Step 2 ($t_1$) of MOV $B, # is: _PCE | ME | write_to_reg[B] | PCC.
From the falling edge of the clock to the end of the LOW phase:
a - The PC outputs its current content (0x0003) onto the memory bus.
b - RAM outputs the content at 0x0003 (0b00001000) to the data bus.
From the rising edge of the clock to the end of the HIGH phase:
c - Register B is loaded with 0b00001000.
d - The PC increments to 0x0004.
At t_2:
IR still contains 0b00001010 (MOV $B, #).
Step 3 ($t_2$) of MOV $B, # is the last step, _ScR.
At the falling edge of the clock:
The step counter resets.
Register B now contains 8 (0b00001000).
; Clear carry before ordinary addition
CLC
At t_0:
From the falling edge of the clock to the end of the LOW phase:
a - The PC outputs its current content (0x0004) onto the memory bus.
b - RAM outputs the content at 0x0004 (0b00000010) to the data bus.

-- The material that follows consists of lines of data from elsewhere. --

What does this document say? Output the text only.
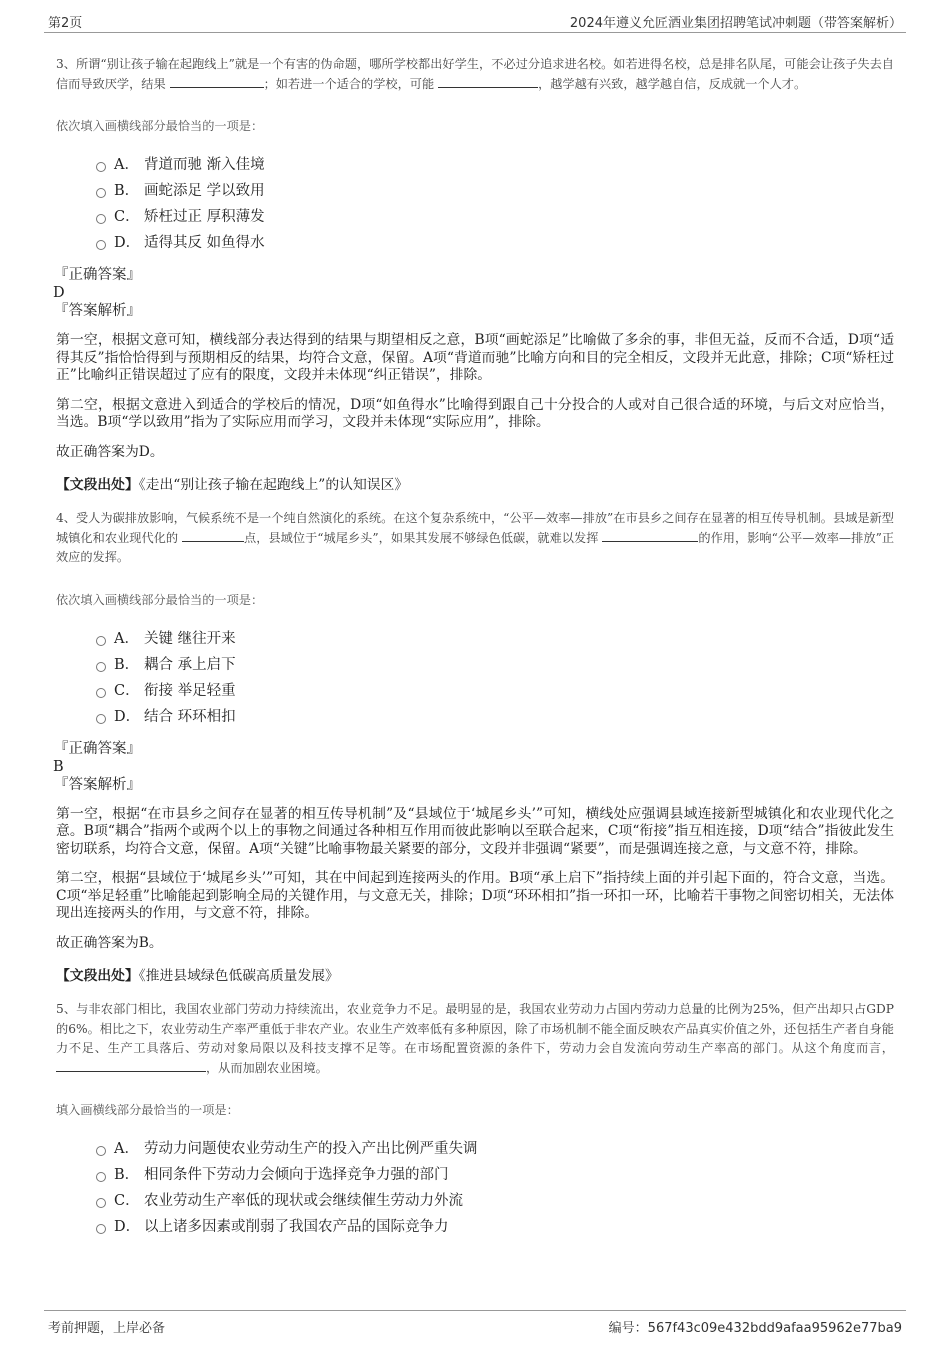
第2页	2024年遵义允匠酒业集团招聘笔试冲刺题（带答案解析）

3、所谓“别让孩子输在起跑线上”就是一个有害的伪命题，哪所学校都出好学生，不必过分追求进名校。如若进得名校，总是排名队尾，可能会让孩子失去自信而导致厌学，结果	；如若进一个适合的学校，可能	，越学越有兴致，越学越自信，反成就一个人才。

依次填入画横线部分最恰当的一项是：

A． 背道而驰 渐入佳境
B． 画蛇添足 学以致用
C． 矫枉过正 厚积薄发
D． 适得其反 如鱼得水
『正确答案』
D
『答案解析』

第一空，根据文意可知，横线部分表达得到的结果与期望相反之意，B项“画蛇添足”比喻做了多余的事，非但无益，反而不合适，D项“适得其反”指恰恰得到与预期相反的结果，均符合文意，保留。A项“背道而驰”比喻方向和目的完全相反，文段并无此意，排除；C项“矫枉过正”比喻纠正错误超过了应有的限度，文段并未体现“纠正错误”，排除。

第二空，根据文意进入到适合的学校后的情况，D项“如鱼得水”比喻得到跟自己十分投合的人或对自己很合适的环境，与后文对应恰当，当选。B项“学以致用”指为了实际应用而学习，文段并未体现“实际应用”，排除。

故正确答案为D。

【文段出处】《走出“别让孩子输在起跑线上”的认知误区》

4、受人为碳排放影响，气候系统不是一个纯自然演化的系统。在这个复杂系统中，“公平—效率—排放”在市县乡之间存在显著的相互传导机制。县域是新型城镇化和农业现代化的	点，县域位于“城尾乡头”，如果其发展不够绿色低碳，就难以发挥	的作用，影响“公平—效率—排放”正效应的发挥。

依次填入画横线部分最恰当的一项是：

A． 关键 继往开来
B． 耦合 承上启下
C． 衔接 举足轻重
D． 结合 环环相扣
『正确答案』
B
『答案解析』

第一空，根据“在市县乡之间存在显著的相互传导机制”及“县域位于‘城尾乡头’”可知，横线处应强调县域连接新型城镇化和农业现代化之意。B项“耦合”指两个或两个以上的事物之间通过各种相互作用而彼此影响以至联合起来，C项“衔接”指互相连接，D项“结合”指彼此发生密切联系，均符合文意，保留。A项“关键”比喻事物最关紧要的部分，文段并非强调“紧要”，而是强调连接之意，与文意不符，排除。

第二空，根据“县域位于‘城尾乡头’”可知，其在中间起到连接两头的作用。B项“承上启下”指持续上面的并引起下面的，符合文意，当选。C项“举足轻重”比喻能起到影响全局的关键作用，与文意无关，排除；D项“环环相扣”指一环扣一环，比喻若干事物之间密切相关，无法体现出连接两头的作用，与文意不符，排除。

故正确答案为B。

【文段出处】《推进县域绿色低碳高质量发展》

5、与非农部门相比，我国农业部门劳动力持续流出，农业竞争力不足。最明显的是，我国农业劳动力占国内劳动力总量的比例为25%，但产出却只占GDP的6%。相比之下，农业劳动生产率严重低于非农产业。农业生产效率低有多种原因，除了市场机制不能全面反映农产品真实价值之外，还包括生产者自身能力不足、生产工具落后、劳动对象局限以及科技支撑不足等。在市场配置资源的条件下，劳动力会自发流向劳动生产率高的部门。从这个角度而言， ，从而加剧农业困境。

填入画横线部分最恰当的一项是：

A． 劳动力问题使农业劳动生产的投入产出比例严重失调
B． 相同条件下劳动力会倾向于选择竞争力强的部门
C． 农业劳动生产率低的现状或会继续催生劳动力外流
D． 以上诸多因素或削弱了我国农产品的国际竞争力
考前押题，上岸必备	编号：567f43c09e432bdd9afaa95962e77ba9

From the rising edge of the clock to the end of the HIGH phase:
c - IR is loaded with 0b00000010.
d - The PC increments to 0x0005.
At t_1, the control unit asserts the signal that clears the carry flag. No memory operand is needed, so the instruction only changes the flag state.
IR now contains 0b00000010 (CLC).
The carry flag is cleared.
At t_2:
The step counter resets.
; Add the content of Register B to the content of
; Register A and store the result(10) in Register A.
ADD $A, $B
At t_0:
From the falling edge of the clock to the end of the LOW phase:
a - The PC outputs its current content (0x0005) onto the memory bus.
b - RAM outputs the content at 0x0005 (0b00110010) to the data bus.
From the rising edge of the clock to the end of the HIGH phase:
c - IR is loaded with 0b00110010.
d - The PC increments to 0x0006.
At t_1:
IR now contains 0b00110010 (ADD $A, $B).
Register A outputs its current content (0b00000010) onto the data bus, and the shift-register path is configured to mirror that value.
At t_2:
The shift register outputs the copied value, and the accumulator is loaded with 0b00000010.
At t_3:
Register B outputs its current content (0b00001000) onto the data bus. The ALU adds the accumulator value (0b00000010) and the bus value (0b00001000). The accumulator is loaded with the result, and the flags are updated.
At t_4:
The accumulator outputs 0b00001010 onto the data bus, and Register A is loaded with that value.
At t_5:
The step counter resets.
Register A now contains 10 (0b00001010).
; Halt the program execution
HLT
At t_0:
From the falling edge of the clock to the end of the LOW phase:
a - The PC outputs its current content(0x0006) onto the memory bus.
b - The RAM places the byte at 0x0006(0b11111111) on the data bus.
From the rising edge of the clock to the end of the HIGH phase:
c - IR gets loaded with the content of the RAM at 0x0006 ==> 0b11111111.
d - The PC increments to 0x0007.
At t_1: Now IR contains 0b11111111(HLT).
Step 2($t_1$) of HLT is:HLT(The halt control line).
From the falling edge of the clock to the end of the LOW phase:
a - HLT is asserted.
At the next active clock point, the halt signal stops the clock, so the CPU no longer advances to the next instruction.